Para menteri luar negeri dari Dewan Eropa, pengawas hak asasi manusia utama di benua itu, mencapai kesepakatan pada hari Jumat yang membuka jalan bagi Rusia untuk kembali ke organisasi, menyelesaikan perselisihan yang dimulai setelah perebutan Krimea oleh Moskow.
Perjanjian tersebut mengikuti upaya Perancis dan Jerman untuk menemukan kompromi antara kelompok dan sarana yang beranggotakan 47 negara tersebut Rusia kemungkinan akan mengambil bagian dalam pertemuan majelis parlemen dewan pada bulan Juni, ketika penunjukan penting baru akan dilakukan.
Rusia telah mengindikasikan bahwa dia akan kembali membayar iuran keanggotaannya sebagai hasilnya. Mereka berhenti membayar hampir dua tahun lalu setelah hak suaranya di dewan tersebut ditangguhkan sehubungan dengan aneksasi Krimea dari Ukraina pada tahun 2014.
Ukraina, yang didukung oleh lima negara lainnya, gagal dalam upaya memblokir perjanjian tersebut, yang disetujui oleh mayoritas yang memenuhi syarat, kata para diplomat.
RusiaMenteri Luar Negeri Sergei Lavrov menyambut baik langkah tersebut.
“Kami tidak berniat meninggalkan Dewan Eropa seperti yang diutarakan beberapa orang dengan menyebarkan rumor palsu. Dan kami tidak menolak untuk memenuhi satu kewajiban pun, termasuk kewajiban finansial,” kata Lavrov di Helsinki, tempat pertemuan tersebut diadakan. Finlandia saat ini memimpin dewan tersebut.

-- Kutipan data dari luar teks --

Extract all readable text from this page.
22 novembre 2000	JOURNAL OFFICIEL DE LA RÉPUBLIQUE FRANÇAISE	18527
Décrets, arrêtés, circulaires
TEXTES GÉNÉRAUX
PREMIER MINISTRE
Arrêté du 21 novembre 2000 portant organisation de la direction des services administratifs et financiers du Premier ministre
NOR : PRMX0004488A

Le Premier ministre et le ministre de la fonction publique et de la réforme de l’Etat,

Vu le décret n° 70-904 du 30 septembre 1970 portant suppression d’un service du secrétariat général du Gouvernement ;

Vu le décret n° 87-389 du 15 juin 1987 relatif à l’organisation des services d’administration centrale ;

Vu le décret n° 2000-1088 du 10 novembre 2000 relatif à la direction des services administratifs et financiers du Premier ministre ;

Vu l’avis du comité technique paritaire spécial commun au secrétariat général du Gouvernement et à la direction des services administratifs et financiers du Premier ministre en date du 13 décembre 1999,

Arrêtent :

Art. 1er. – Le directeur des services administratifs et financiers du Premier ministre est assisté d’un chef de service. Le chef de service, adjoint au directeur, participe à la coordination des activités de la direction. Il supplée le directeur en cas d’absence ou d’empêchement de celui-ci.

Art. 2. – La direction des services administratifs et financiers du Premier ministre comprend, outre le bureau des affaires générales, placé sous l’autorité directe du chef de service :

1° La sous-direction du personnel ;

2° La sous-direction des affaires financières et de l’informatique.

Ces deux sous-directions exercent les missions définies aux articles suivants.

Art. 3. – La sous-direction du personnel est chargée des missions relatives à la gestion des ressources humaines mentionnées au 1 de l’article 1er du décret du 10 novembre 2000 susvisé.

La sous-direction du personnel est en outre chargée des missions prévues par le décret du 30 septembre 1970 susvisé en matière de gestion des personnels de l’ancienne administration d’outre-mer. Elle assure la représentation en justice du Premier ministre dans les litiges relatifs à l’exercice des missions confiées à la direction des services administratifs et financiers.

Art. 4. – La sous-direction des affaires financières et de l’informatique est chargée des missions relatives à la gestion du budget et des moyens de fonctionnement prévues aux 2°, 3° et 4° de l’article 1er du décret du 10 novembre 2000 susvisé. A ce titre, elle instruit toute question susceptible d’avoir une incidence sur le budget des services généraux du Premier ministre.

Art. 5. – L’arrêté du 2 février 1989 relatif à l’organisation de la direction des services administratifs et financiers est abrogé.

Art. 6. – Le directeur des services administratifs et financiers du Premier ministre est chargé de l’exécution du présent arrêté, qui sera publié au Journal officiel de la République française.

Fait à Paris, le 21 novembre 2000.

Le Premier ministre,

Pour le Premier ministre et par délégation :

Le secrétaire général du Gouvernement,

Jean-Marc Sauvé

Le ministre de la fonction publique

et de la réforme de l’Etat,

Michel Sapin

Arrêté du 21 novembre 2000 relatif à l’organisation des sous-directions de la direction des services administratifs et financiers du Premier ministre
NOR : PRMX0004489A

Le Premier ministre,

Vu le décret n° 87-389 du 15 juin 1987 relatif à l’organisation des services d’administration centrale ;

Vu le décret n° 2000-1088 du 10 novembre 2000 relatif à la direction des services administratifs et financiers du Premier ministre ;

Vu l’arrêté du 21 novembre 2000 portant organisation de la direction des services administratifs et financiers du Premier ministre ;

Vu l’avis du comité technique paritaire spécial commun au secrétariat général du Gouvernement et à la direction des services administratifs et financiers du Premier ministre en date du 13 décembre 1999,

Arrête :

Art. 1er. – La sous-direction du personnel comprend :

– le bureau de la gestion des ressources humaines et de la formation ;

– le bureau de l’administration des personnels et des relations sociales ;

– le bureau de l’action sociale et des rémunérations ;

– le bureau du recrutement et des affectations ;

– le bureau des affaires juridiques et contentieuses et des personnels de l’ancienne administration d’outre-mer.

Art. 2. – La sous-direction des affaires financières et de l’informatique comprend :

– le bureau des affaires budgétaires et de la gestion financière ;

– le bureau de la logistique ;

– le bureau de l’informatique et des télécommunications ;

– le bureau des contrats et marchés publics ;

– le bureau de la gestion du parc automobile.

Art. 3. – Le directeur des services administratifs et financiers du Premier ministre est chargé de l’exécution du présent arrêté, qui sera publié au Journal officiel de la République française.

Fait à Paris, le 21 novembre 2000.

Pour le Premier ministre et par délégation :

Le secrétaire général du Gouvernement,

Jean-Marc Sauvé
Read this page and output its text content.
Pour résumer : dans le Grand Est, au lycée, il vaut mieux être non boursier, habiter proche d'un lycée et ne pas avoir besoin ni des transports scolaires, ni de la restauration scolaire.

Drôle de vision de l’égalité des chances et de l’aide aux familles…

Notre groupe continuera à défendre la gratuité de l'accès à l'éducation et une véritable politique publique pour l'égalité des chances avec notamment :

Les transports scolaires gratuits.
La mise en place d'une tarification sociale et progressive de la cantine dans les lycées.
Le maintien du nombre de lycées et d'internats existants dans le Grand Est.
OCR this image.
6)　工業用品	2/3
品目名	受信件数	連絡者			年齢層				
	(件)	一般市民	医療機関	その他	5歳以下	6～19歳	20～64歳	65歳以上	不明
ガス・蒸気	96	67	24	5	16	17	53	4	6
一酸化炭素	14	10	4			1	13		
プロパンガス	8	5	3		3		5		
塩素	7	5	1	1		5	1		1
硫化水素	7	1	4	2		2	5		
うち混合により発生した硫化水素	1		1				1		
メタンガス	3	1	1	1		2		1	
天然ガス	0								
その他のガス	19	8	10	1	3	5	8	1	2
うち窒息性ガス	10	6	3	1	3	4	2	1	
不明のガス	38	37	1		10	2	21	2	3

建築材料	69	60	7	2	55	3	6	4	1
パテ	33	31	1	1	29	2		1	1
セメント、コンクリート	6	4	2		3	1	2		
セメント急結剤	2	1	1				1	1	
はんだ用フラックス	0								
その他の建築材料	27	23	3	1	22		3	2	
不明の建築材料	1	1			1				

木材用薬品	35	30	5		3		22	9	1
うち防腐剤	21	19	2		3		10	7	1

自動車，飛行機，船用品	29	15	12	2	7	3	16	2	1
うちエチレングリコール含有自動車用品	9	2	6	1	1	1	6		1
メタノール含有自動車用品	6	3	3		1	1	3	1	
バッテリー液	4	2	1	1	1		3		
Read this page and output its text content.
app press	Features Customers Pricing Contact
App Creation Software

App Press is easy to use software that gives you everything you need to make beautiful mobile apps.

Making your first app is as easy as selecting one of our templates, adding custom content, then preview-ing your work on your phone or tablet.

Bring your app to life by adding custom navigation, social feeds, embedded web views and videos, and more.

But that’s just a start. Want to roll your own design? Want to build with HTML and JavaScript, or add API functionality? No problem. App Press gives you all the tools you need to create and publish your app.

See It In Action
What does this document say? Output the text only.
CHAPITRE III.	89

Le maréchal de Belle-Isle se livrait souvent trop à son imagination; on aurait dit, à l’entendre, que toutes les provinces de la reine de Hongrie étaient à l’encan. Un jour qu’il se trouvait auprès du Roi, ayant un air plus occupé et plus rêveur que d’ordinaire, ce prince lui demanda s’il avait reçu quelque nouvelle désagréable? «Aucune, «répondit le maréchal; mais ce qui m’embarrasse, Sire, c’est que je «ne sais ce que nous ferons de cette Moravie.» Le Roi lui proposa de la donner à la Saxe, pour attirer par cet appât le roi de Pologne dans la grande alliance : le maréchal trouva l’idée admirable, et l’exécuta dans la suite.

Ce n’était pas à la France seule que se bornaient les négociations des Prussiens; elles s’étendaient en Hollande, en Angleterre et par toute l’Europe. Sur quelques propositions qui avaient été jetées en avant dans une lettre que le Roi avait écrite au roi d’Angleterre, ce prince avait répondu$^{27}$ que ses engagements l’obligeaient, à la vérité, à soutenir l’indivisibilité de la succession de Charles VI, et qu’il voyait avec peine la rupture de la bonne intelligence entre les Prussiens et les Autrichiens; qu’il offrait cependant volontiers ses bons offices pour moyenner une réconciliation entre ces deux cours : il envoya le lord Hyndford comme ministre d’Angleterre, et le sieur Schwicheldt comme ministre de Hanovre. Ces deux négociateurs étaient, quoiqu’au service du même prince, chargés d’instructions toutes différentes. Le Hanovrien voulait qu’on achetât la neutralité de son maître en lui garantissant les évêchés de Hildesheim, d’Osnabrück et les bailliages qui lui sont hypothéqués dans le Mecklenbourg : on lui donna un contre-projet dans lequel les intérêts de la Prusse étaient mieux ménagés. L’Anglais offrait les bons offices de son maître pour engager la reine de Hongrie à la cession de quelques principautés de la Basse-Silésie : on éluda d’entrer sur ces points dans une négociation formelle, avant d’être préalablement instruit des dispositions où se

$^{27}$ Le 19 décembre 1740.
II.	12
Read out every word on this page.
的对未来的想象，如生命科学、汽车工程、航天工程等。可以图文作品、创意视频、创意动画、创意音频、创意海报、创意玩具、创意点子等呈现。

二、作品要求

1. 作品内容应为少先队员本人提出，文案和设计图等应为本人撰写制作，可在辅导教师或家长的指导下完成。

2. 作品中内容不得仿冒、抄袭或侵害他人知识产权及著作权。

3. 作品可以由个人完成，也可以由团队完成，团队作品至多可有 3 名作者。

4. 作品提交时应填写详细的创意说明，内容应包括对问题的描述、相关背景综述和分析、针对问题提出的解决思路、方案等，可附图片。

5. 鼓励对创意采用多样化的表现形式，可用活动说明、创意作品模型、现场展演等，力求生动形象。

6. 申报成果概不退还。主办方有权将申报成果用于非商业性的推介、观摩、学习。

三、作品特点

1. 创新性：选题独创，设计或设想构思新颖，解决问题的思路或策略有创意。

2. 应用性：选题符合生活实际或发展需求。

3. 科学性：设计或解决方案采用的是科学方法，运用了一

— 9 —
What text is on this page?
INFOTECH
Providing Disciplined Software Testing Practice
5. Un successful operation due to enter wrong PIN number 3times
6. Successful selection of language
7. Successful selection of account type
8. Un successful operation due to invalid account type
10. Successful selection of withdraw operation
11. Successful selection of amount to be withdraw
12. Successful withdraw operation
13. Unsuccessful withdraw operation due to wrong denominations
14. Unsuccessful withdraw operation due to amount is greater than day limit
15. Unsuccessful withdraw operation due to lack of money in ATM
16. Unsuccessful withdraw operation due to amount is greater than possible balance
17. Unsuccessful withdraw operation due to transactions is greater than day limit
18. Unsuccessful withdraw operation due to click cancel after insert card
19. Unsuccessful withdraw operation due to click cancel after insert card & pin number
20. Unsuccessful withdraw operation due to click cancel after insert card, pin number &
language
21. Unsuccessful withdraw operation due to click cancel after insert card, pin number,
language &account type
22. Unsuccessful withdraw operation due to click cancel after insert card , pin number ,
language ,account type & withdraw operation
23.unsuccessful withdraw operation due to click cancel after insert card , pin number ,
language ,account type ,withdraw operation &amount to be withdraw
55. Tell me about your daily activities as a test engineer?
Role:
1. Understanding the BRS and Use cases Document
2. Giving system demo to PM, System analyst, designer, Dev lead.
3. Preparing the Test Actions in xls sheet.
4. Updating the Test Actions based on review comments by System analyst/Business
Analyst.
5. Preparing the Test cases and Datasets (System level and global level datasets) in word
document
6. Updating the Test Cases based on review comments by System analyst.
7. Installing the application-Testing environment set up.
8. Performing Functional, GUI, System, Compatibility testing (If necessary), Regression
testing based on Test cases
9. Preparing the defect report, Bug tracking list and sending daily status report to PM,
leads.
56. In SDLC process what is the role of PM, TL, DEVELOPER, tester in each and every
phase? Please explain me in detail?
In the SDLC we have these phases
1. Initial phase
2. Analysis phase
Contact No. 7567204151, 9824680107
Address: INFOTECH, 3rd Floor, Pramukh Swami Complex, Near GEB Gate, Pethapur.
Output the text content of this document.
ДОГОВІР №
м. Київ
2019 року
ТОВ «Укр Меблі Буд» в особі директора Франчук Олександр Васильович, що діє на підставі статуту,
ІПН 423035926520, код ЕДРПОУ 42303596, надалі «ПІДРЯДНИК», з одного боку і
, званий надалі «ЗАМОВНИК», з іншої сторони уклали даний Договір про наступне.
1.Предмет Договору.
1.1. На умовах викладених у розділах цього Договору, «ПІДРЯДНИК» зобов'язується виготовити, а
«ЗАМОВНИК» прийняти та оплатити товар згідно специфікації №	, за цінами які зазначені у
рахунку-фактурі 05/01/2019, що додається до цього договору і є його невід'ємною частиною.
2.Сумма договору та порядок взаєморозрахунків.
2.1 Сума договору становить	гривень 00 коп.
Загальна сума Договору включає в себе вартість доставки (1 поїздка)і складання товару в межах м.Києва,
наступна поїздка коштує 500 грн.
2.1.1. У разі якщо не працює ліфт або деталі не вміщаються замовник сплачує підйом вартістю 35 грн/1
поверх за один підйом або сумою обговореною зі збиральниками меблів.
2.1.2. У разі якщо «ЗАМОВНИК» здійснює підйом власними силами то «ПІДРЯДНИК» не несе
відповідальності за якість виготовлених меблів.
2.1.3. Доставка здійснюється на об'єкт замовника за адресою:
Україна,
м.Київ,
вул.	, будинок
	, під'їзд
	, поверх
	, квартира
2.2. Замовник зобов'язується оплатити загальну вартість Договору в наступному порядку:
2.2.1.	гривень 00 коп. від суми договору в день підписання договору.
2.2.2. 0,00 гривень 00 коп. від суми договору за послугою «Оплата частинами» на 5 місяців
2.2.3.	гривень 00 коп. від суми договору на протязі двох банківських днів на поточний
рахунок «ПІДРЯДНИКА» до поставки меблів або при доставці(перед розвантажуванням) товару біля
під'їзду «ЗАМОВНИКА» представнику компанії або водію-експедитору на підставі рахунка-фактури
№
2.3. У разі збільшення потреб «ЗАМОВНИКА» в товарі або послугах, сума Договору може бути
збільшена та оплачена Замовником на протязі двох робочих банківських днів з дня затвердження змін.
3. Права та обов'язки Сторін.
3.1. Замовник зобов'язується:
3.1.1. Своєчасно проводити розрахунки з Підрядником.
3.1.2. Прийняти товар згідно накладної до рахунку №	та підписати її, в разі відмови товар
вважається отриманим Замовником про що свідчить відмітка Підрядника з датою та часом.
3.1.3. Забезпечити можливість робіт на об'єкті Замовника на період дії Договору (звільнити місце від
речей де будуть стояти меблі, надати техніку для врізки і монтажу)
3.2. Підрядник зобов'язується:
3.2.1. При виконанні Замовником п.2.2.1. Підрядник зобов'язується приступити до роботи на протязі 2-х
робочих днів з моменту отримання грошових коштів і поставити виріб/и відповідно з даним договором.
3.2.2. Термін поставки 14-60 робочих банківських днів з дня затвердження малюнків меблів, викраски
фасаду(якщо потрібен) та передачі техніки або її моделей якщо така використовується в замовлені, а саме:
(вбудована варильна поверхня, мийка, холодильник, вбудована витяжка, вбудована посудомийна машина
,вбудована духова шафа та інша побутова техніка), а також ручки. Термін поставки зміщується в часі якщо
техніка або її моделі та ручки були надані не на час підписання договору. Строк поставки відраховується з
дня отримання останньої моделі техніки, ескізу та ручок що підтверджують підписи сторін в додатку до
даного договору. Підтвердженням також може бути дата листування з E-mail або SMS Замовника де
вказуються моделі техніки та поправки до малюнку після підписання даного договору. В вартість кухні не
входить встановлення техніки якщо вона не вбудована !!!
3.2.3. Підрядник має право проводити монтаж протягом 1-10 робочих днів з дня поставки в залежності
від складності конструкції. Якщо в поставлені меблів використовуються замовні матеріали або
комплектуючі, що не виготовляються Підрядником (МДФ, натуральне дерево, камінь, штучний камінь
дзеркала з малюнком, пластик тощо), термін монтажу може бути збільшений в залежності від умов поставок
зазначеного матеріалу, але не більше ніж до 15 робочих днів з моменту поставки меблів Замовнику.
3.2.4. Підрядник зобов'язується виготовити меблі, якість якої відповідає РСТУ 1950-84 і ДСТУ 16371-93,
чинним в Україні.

Itu Rusian splash telah menimbulkan pertanyaan tentang masa depan dan ketahanan Dewan Eropa yang berusia 70 tahun, penjaga Konvensi Eropa tentang Hak Asasi Manusia dan pendiri Pengadilan Hak Asasi Manusia Eropa di Strasbourg.
Hal ini juga menimbulkan lubang sebesar 90 juta euro dalam anggaran dewan Rusia menyumbang sekitar 7 persen dari kontribusi.
Tetap di klub
Prancis dan Jerman ingin mempertahankannya Rusia di dalam dewan, dengan alasan bahwa jika dewan tersebut berada di luar dewan, akan lebih sulit bagi setiap pelanggaran hak asasi manusia untuk dilaporkan dan diajukan ke pengadilan.
Menteri Luar Negeri Ukraina Pavlo Klimkin memboikot pertemuan hari Jumat itu. Para pejabat mengatakan mereka memahami rasa frustrasi Kiev, namun mengatakan dewan bukanlah tempat untuk menyelesaikan masalah Krimea.
“Ukraina punya banyak alasan untuk menuntut restorasi Krimea,” kata Nina Nordstrom, kepala kebijakan hak asasi manusia di Kementerian Luar Negeri Finlandia. “Tetapi masalah perdamaian dan perang antar negara tidak diselesaikan dalam organisasi ini.”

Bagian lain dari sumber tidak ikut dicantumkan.